Christmas Eve 2009
Today 17 more seconds of daylight are added to the day. We are inching our way towards summer!Many would-be pundits declare New Year's Resolutions futile wish-fullfillment while as many others vouchsafe their effectiveness in guiding the changes we make to our lives. Some of us try to live day to day, neither in the past nor in the future, feeling grateful just for the miracle of being alive to enjoy nowness. Human nature is incontrovertible so I try to dodge its inevitableness by making a deposit of wishes and dreams in my journal or blog. When I shut down my computer, maybe the fiery forces of envy and greed might stay there in digital space, mollified by my confession of hope.
At lunch today I fell into the spell of Central Asia and its history of linking Asia and Europe through the Middle Ages. I've visited my favorite countries in Western Europe and even edged into the former East and Central Europe. I've been thinking I've satisfied my wanderlust until this new curiosity rears its head. Many days I am content to view the many faces of the unvisited earth in the people I see right here in my own backyard. If Central Asia harbored then (and still does today to a lesser extent, maybe) many peoples from different cultures, North America today is such a meeting place. At lunch I watched a Chinese family, the girls dressed in bright red silk blouses, the boys in Western gear speaking flawless American English. At another table a French couple doted on their young daughter. Over by the window a large Mexican family chatted away in mellifluous Spanish. And the food is, I imagine, as good as any you would find on a road trip through China. After all the cooks come from that once-upon-a-time unknowable Middle Kingdom, bringing to me here in Middle America their heady, exotic tastes in chicken feet and pork ears and onion rolls and chive rice-flour pillows.

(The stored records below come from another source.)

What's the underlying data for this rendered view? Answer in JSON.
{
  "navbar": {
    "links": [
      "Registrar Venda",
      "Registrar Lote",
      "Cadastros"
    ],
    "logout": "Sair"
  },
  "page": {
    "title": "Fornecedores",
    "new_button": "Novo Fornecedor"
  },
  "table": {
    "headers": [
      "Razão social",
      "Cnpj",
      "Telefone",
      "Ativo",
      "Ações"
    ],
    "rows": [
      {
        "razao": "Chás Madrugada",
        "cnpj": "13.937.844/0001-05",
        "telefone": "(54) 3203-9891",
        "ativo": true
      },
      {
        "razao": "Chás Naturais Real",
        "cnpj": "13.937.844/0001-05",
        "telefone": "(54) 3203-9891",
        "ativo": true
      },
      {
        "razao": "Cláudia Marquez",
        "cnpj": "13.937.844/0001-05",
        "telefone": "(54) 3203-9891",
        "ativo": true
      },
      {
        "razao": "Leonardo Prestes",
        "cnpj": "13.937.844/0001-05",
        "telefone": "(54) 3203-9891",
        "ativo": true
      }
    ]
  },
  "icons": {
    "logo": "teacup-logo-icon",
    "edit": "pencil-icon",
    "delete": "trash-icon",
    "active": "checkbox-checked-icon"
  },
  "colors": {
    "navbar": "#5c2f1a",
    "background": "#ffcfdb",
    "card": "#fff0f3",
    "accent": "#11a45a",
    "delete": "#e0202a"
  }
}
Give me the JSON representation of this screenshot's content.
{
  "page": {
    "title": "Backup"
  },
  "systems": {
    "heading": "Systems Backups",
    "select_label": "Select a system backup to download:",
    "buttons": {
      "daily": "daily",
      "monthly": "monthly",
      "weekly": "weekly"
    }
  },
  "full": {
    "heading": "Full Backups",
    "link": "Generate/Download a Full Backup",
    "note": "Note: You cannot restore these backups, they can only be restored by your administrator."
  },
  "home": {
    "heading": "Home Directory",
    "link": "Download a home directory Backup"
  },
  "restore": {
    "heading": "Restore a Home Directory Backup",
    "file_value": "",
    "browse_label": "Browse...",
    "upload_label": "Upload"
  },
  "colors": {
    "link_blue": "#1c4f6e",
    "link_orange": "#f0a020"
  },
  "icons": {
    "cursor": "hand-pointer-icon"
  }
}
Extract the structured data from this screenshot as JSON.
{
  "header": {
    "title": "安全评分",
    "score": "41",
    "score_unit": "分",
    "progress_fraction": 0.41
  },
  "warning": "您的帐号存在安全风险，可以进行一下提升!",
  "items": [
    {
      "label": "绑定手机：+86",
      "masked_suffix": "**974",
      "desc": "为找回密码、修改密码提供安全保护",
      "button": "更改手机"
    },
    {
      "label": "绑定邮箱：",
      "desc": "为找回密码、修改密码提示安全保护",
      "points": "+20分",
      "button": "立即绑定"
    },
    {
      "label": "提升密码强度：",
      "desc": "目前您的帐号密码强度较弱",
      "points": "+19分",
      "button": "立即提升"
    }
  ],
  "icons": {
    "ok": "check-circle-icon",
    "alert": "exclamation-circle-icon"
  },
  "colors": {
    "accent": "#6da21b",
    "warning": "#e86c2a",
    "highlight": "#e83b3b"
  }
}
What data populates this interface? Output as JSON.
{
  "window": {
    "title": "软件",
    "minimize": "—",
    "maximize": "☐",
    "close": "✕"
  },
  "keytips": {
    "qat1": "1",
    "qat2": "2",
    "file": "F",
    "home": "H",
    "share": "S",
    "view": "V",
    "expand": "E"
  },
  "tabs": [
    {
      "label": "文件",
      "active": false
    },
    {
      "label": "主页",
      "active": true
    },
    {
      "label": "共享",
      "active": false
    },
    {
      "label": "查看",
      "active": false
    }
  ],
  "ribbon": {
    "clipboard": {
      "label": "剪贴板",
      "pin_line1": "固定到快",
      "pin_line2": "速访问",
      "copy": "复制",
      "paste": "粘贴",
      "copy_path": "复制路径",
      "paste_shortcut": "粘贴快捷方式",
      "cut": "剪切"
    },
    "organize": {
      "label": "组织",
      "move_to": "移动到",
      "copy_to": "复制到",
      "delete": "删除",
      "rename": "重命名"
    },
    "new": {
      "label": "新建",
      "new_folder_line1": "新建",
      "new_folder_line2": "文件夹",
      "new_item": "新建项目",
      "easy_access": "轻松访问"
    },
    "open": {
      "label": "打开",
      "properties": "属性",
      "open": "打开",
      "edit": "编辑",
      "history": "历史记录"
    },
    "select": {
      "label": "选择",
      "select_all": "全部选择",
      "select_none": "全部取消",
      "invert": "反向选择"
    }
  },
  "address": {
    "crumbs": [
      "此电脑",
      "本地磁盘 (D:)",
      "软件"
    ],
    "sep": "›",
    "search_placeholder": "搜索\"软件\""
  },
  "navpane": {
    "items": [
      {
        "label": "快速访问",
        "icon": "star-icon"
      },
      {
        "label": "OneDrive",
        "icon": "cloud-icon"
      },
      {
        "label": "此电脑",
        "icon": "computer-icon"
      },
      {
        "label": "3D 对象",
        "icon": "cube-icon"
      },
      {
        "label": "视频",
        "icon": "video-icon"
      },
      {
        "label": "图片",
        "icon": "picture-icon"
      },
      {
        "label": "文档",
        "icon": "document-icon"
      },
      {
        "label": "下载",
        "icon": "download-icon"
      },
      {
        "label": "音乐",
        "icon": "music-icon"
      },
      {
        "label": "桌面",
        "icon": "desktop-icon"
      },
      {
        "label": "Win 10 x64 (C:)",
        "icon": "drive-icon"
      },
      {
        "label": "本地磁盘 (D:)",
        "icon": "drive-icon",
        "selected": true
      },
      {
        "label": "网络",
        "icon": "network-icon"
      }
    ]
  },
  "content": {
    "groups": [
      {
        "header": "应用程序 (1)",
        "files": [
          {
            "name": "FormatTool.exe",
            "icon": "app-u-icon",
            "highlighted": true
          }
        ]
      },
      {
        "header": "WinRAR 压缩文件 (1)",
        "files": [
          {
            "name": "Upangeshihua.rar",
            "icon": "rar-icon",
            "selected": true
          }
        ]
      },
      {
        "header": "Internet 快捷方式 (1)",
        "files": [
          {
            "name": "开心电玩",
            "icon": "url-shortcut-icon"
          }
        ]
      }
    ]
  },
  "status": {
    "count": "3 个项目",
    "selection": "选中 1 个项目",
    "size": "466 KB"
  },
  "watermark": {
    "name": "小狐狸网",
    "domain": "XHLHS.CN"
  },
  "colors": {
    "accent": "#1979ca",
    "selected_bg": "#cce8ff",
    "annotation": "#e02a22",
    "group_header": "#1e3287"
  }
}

There is one place and time I think no one yet has brought effectively into the fecund Western imagination. I grew up in the Philippines at the cusp between its colonial past and the technological everywhere present. I grew up when the Spanish heritage of 300 years still clung to our foods and traditions and only an idealized Americanism peppered our lives from parents who unlike the generations before them had fallen thrall to the fifty odd years of benighted American tutelage.
The next generation, my sister's children, knew a different childhood. Their mother cooked for them without the aid of a bevy of helpers so they grew up on spaghetti and inasal nga manok from the neighborhood carinderia, not the rich cuisine at my grandmother's house. Christmas Eve has remained the same but they celebrate it now with different foods. My sister plays Pastoril at dawn masses from memory because the owner of the original music sheets is dead and took the music with her. She transposes the music two notes down so it is accessible to singers of moderate skills. As homage to the past she buys a few ounces of ham for media noche but says it is not as good as the Chinese ham of yore. She and my cousin, Daisy, split the cost of a special-ordered suckling pig lechon.
Cultures fascinate me. How people in different places and times live, how they celebrate life and make meaningful what is ultimately without meaning, the art, music, cuisines, religious rituals and family traditions that result, these have always fascinated me. Maybe I can do something with this interest, a book, a documentary?